Plants also adapt very differently from one another, even from a plant living in the same area. When a group of different plant species was prompted by a variety of different stress signals, such as drought or cold, each plant responded uniquely. Hardly any of the responses were similar, even though the plants had become accustomed to exactly the same home environment. Serpentine soils (media with low concentrations of nutrients and high concentrations of heavy metals) can be a source of abiotic stress. Initially, the absorption of toxic metal ions is limited by cell membrane exclusion. Ions that are absorbed into tissues are sequestered in cell vacuoles. This sequestration mechanism is facilitated by proteins on the vacuole membrane. An example of plants that adapt to serpentine soil are Metallophytes, or hyperaccumulators, as they are known for their ability to absorbed heavy metals using the root-to-shoot translocation (which it will absorb into shoots rather than the plant itself). They're also extinguished for their ability to absorb toxic substances from heavy metals.
Chemical priming has been proposed to increase tolerance to abiotic stresses in crop plants. In this method, which is analogous to vaccination, stress-inducing chemical agents are introduced to the plant in brief doses so that the plant begins preparing defense mechanisms. Thus, when the abiotic stress occurs, the plant has already prepared defense mechanisms that can be activated faster and increase tolerance. Prior exposure to tolerable doses of biotic stresses such as phloem-feeding insect infestation have also been shown to increase tolerance to abiotic stresses in plant
Over generations, many plants have mutated and built different mechanisms to counter salinity effects. A good combatant of salinity in plants is the hormone ethylene. Ethylene is known for regulating plant growth and development and dealing with stress conditions. Many central membrane proteins in plants, such as ETO2, ERS1 and EIN2, are used for ethylene signaling in many plant growth processes. Mutations in these proteins can lead to heightened salt sensitivity and can limit plant growth. The effects of salinity has been studied on Arabidopsis plants that have mutated ERS1, ERS2, ETR1, ETR2 and EIN4 proteins. These proteins are used for ethylene signaling against certain stress conditions, such as salt and the ethylene precursor ACC is used to suppress any sensitivity to the salt stress.
A study by Tombesi et al., found that plants which had previously been exposed to drought were able to minimize water loss and decrease water use. They found that plants which were exposed to drought conditions actually changed the way they regulated their stomata and what they called "hydraulic safety margin" so as to decrease the vulnerability of the plant. By changing the regulation of stomata and subsequently the transpiration, plants were able to function better when less water was available.

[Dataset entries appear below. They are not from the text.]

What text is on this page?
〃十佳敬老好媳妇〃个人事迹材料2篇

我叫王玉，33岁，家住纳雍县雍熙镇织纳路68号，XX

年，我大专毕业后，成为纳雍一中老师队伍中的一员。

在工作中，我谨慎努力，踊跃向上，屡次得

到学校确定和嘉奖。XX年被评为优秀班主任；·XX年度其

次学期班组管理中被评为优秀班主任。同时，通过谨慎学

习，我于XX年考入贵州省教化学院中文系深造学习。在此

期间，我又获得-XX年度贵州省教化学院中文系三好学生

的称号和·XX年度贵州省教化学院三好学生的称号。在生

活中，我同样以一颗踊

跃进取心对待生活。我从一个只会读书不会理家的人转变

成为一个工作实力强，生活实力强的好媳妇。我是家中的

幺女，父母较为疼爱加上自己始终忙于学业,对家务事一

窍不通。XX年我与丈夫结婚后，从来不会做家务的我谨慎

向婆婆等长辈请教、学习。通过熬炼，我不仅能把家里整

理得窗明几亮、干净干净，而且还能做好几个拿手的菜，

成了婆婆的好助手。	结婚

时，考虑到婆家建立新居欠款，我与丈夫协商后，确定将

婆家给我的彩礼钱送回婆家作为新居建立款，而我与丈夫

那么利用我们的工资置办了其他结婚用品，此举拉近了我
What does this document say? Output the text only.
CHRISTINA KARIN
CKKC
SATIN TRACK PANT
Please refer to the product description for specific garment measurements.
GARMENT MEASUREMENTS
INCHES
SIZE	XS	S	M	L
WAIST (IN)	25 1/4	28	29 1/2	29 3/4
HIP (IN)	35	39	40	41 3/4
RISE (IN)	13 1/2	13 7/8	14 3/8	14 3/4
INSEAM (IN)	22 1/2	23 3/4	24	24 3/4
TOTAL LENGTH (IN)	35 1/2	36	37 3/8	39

It is also possible to see in animals that a high genetic diversity is beneficial in providing resiliency against harsh abiotic stressors. This acts as a sort of stock room when a species is plagued by the perils of natural selection. A variety of galling insects are among the most specialized and diverse herbivores on the planet, and their extensive protections against abiotic stress factors have helped the insect in gaining that position of honor.
This idea leads into the understanding of how abiotic stress and endangered species are related. It has been observed through a variety of environments that as the level of abiotic stress increases, the number of species decreases. This means that species are more likely to become population threatened, endangered, and even extinct, when and where abiotic stress is especially harsh.